终局:一个人电脑(PC)每周日现新据牒,备审。
五、取证吞证.py+流程
既入一证,吾欲据以证之或辨之。其证核之问,令大智之语寻二独立之源,而标其名以布尔之supports_claim。
为助大语言模型于网搜中觅证以辅或驳所引之论,吾复撰一技,声索核实,其能行如下之事:
- 撷取并验证可证伪之主张取媒体文章/帖子之URL,辨其内容之核心、可验之主张,务求具体,可证其为真或为伪。
- 施行定向网搜: 以时序查询之法,寻得至多二份高质外部文书,直证或驳斥所陈之论,严察时序之关联(契合论之时间范畴)
- 返可核之证文URL:输出JSON数组,列所获URL,附布尔标识(支持声明:真/假),示每文献是否印证或驳斥原声明,优先取官方/权威之出处,次及意见之文。
CLAIM_VERIFICATION_PROMPT = (
"Use web search tool to access the claim link, fetch the content and process it."
"Use the web search tool again to look for proofs in the form of official statements, press releases, or reports from reputable sources to prove the claim right or wrong conclusively."
"Ensure that the proofs belong to the same timeline as the claim. Do not include outdated sources."
"Output links to the 2 sources that prove the claim right or wrong and specify as a boolean whether they support the claim or not."
"The output format should be a json array with each element being a json object corresponding to a source supporting or refuting the claim."

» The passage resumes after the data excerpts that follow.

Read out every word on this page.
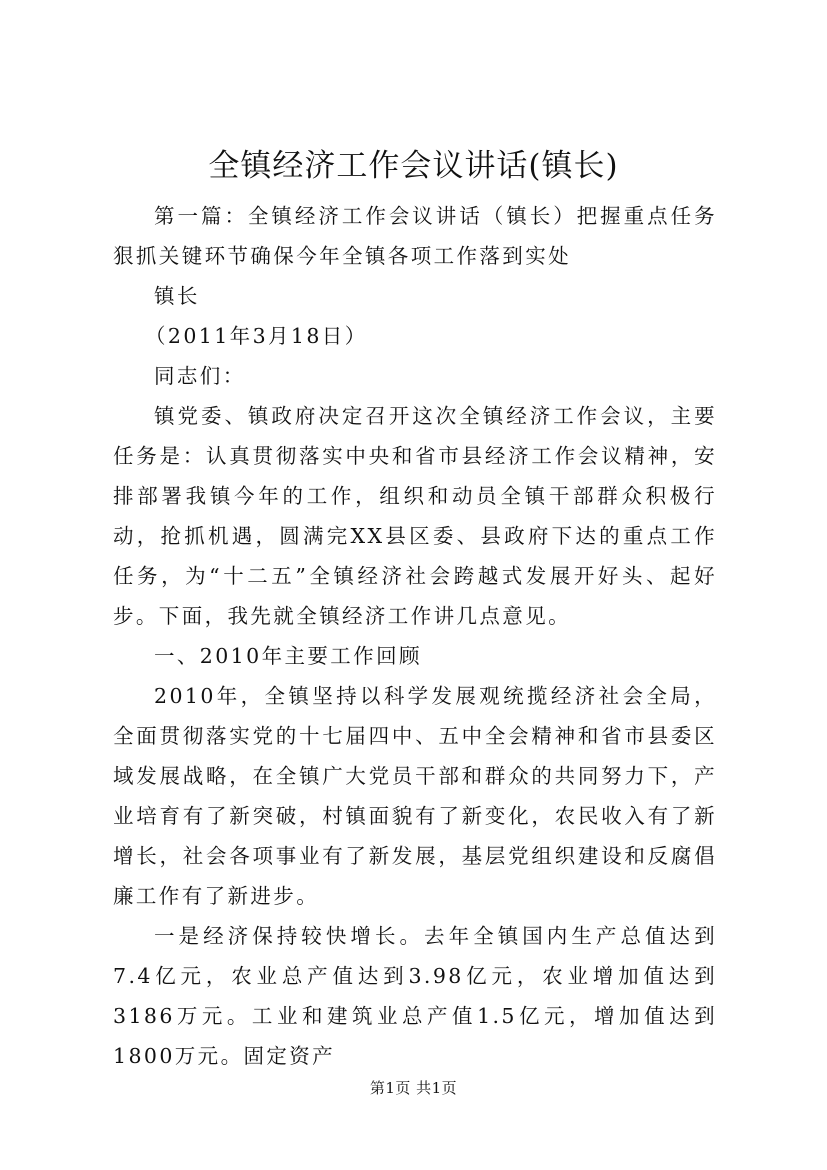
全镇经济工作会议讲话(镇长)

第一篇：全镇经济工作会议讲话（镇长）把握重点任务狠抓关键环节确保今年全镇各项工作落到实处

镇长

（2011年3月18日）

同志们：

镇党委、镇政府决定召开这次全镇经济工作会议，主要任务是：认真贯彻落实中央和省市县经济工作会议精神，安排部署我镇今年的工作，组织和动员全镇干部群众积极行动，抢抓机遇，圆满完XX县区委、县政府下达的重点工作任务，为“十二五”全镇经济社会跨越式发展开好头、起好步。下面，我先就全镇经济工作讲几点意见。

一、2010年主要工作回顾

2010年，全镇坚持以科学发展观统揽经济社会全局，全面贯彻落实党的十七届四中、五中全会精神和省市县委区域发展战略，在全镇广大党员干部和群众的共同努力下，产业培育有了新突破，村镇面貌有了新变化，农民收入有了新增长，社会各项事业有了新发展，基层党组织建设和反腐倡廉工作有了新进步。

一是经济保持较快增长。去年全镇国内生产总值达到7.4亿元，农业总产值达到3.98亿元，农业增加值达到3186万元。工业和建筑业总产值1.5亿元，增加值达到1800万元。固定资产

第1页 共1页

"Each json element should follow the following schema: {\"uri\": \"string\", \"supports_claim\": boolean}"
)
req_content = (
"Following is a link to a falsifiable claim by a news media outlet as an article"
f"\n\n{claim['uri']}\n\n"
f"{CLAIM_VERIFICATION_PROMPT}"
)
claim_proofs = openrouter.req_w_addons(
req_content, skill=claim_verification_skill, tools=[openrouter.WEB_SEARCH_TOOL]
)
证伪流程: 若如申索吸纳之流程,吾每周亦运行证物吸纳之流程。其运行于ingest_proofs.py脚本,于新支创建证文书,复自是支创建请于之。main枝。
结果:一个人电脑每周日现新证以证所诉,待审。
六、开路者之可靠性增进
吾之OpenRouter API使用日增,故免费层级之模型清单,缩为如下:
FREE_MODELS_DOC = [
"google/gemma-4-31b-it:free",
"nvidia/nemotron-3-nano-omni-30b-a3b-reasoning:free",
"openrouter/free"
]
此三模态恒得佳果,而居免费之阶。
退避重试之环启行路者之文(__JHSNS_SEG_64947a0f_105__)
复增渐延之候于重试,以减逢伺侧之失之机。
for i in range(1, OPENROUTER_MAX_RETRIES + 1):
status, body = helper.post_request(...)
if status in (0, 429) or 500 <= status < 600:
print(f"OpenRouter API returned status {status}, retrying...", file=sys.stderr)
time.sleep(10 * i)
continue
# success handling...
效验:五百之误率骤降,周间API之费恒在免费级之限下。
吾甚悦此OpenRouter之仪表盘。
权衡与局限
| 方面 | 权衡 |
|---|---|
| 免费套餐限制 | 200 NewsData.io 信用点/日限制吾等仅能每运行使用一域名。欲扩展至多平台,需付费方案或更巧妙的批量处理. |
| 每源仅一主张 | 吾故独取“优”之可证伪之论,以简其务。后之工将支持每文多列高质之论。 |
| 大语言模型之幻象 | 纵有论证之能,犹可现陈旧之链。时序之觉助之,然非灵丹。 |
| 证之质 | 证文自取,然大事之辩,犹宜人察。 |
八、结论&继之以往
以缀合之NewsData.io(NewsData.io), 定制可证伪之主张且声索核验之技,OpenRouter(具渐次缓退与免费层级轮换之模),及GitHub Actions,吾构一省费至极、全然自动化之管,化质朴之讯为条理井然、可证伪之断言文书,并附佐证之据。
来者何事?
- 于断言与证物添信度之分数,俾下游之用者得衡验据。
- 自周而改为日,纳取于高量之出处,俟重试之理昭若坚石。
- 负性之试,盖吾未睹断言为谬之例,疑诸大智之能者慎之如履薄冰。
若尔好奇,其全码存于萨提亚透镜/源代码仓库。若有建议或疑问于吾,但可投于评论区。